Recently, in several areas in Tibet and neighboring Sichuan Province, Chinese censors have reportedly cut off the Internet in order to prevent the spread of information regarding a spate of self-immolations carried out by monks and others over harsh communist rule in the region.

Similarly, censors blocked Internet access in parts of the Xinjiang region from July 2009 to May 2010 after protests erupted over Chinese rule over the area, which triggered a crackdown on dissent, the report said.

Freedom House also criticized the Chinese regime’s cyberattacks on overseas websites that are critical of the ruling Communist Party, including websites belonging to Falun Gong, a form of meditation practice that has been suppressed since 1999.

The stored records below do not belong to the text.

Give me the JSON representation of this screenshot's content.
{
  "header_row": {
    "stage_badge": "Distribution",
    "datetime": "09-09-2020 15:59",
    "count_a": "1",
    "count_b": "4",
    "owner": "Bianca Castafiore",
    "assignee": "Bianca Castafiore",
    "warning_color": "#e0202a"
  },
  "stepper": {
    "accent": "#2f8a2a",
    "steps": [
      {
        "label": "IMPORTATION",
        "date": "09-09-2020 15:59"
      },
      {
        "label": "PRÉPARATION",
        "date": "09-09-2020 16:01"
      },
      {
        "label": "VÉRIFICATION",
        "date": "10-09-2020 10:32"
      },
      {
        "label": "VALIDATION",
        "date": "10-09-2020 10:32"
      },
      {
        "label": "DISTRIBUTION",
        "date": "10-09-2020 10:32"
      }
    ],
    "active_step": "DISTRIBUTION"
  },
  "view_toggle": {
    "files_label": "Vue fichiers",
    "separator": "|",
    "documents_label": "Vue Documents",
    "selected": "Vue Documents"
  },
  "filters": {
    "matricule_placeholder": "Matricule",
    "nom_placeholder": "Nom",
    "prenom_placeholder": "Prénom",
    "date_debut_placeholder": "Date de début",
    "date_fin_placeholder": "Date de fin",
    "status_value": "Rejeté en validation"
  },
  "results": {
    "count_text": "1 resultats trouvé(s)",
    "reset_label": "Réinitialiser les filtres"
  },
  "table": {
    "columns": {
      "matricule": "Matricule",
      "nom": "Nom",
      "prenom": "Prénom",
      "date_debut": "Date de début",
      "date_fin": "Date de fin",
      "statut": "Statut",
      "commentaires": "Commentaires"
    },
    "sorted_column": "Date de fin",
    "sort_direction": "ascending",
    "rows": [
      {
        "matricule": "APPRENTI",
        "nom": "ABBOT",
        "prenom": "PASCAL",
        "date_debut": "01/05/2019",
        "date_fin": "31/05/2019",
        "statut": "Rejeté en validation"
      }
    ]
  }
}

“The Chinese government has vigorously denied any involvement in these attacks. Such denials were undermined by archive footage aired on a state-run television program in July 2011, which included a demonstration of software designed by the Chinese military being used to carry out an attack on a Falun Gong-related website in the United States,” according to the report.

China is also being used as a model for other repressive regimes around the world, it added.

“China’s influence as an incubator for sophisticated restrictions was felt across the globe, with governments such as Belarus, Uzbekistan, and Iran using China as a model for their own new Internet controls,” the report said. Uzbekistan and Iran scored in the top five on Freedom House’s “not free” list.